Hundreds of missing and murdered aboriginal women and girls in Canada and the United States are being remembered in a new travelling art exhibit featuring decorated moccasin tops.
The Walking With Our Sisters exhibit opened Friday at the Urban Shaman Contemporary Aboriginal Art Gallery in Winnipeg, as part of a seven-year tour across North America.
The installation consists of more than 1,700 pairs of donated moccasin tops — also known as vamps, tongues or uppers — decorated with beads, moose hair tufts, porcupine quills, embroidery and more.
More than 1,700 moccasin tops, also known as vamps, are on display at the Urban Shaman Gallery in Winnipeg for the Walking with our Sisters exhibit. (Caroline Barghout/CBC)
Some were made by children, scrawled with words such as "love" and "hope," while others showed intricately beaded pictures of a victim.
Métis artist Christi Belcourt came up with the idea to pay tribute to more than 800 indigenous women and girls who have been reported missing or murdered in Canada over the last 20 years.
Among the more than 1,200 artists who donated moccasin tops was Sherry Farrell Racette, who crafted a vamp in honour of 31-year-old Tanya Nepinak, who went missing in Winnipeg in September 2011.

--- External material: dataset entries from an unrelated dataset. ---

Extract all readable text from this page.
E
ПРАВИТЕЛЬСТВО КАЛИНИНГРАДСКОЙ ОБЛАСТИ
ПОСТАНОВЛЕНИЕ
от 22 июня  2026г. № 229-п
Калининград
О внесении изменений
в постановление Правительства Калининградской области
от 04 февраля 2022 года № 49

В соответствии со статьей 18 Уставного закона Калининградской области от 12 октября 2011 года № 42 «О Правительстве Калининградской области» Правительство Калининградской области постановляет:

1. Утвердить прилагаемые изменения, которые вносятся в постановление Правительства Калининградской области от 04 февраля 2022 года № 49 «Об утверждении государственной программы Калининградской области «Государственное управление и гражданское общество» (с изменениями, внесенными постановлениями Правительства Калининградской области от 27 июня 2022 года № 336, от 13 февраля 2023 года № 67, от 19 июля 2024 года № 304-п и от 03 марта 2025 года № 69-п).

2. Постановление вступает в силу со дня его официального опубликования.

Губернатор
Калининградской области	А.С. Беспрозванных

Farrell Racette said she did not know Nepinak or her family personally, but she attended a vigil in the woman's honour and was moved by an image of a butterfly that appeared as people spoke.
"Their words and the sight of that butterfly dancing around as they spoke really moved me and inspired me," she said.
The moccasin tops are deliberately not sewn into moccasins to reflect the unfinished lives of so many women, according to organizers.
Visitors are asked to take off their shoes before walking on paths of cloth that run alongside the tops.
"In the whole way that we approach it, in the way that the space is cleansed and treated for a while, this space becomes like a lodge," said Farrell Racette.
Family members of missing and murdered Manitoba women were given a private showing on Friday.
"We really want the families to know that, you know, this is about them. This is their time to come and maybe have … a little bit closure or just a little bit of healing," said Daina Warren, the gallery's director.
The exhibit will be at the Urban Shaman gallery until April 12.
It is scheduled to make stops in more than 30 locations across Canada and the United States, with organizers currently booking dates into 2019.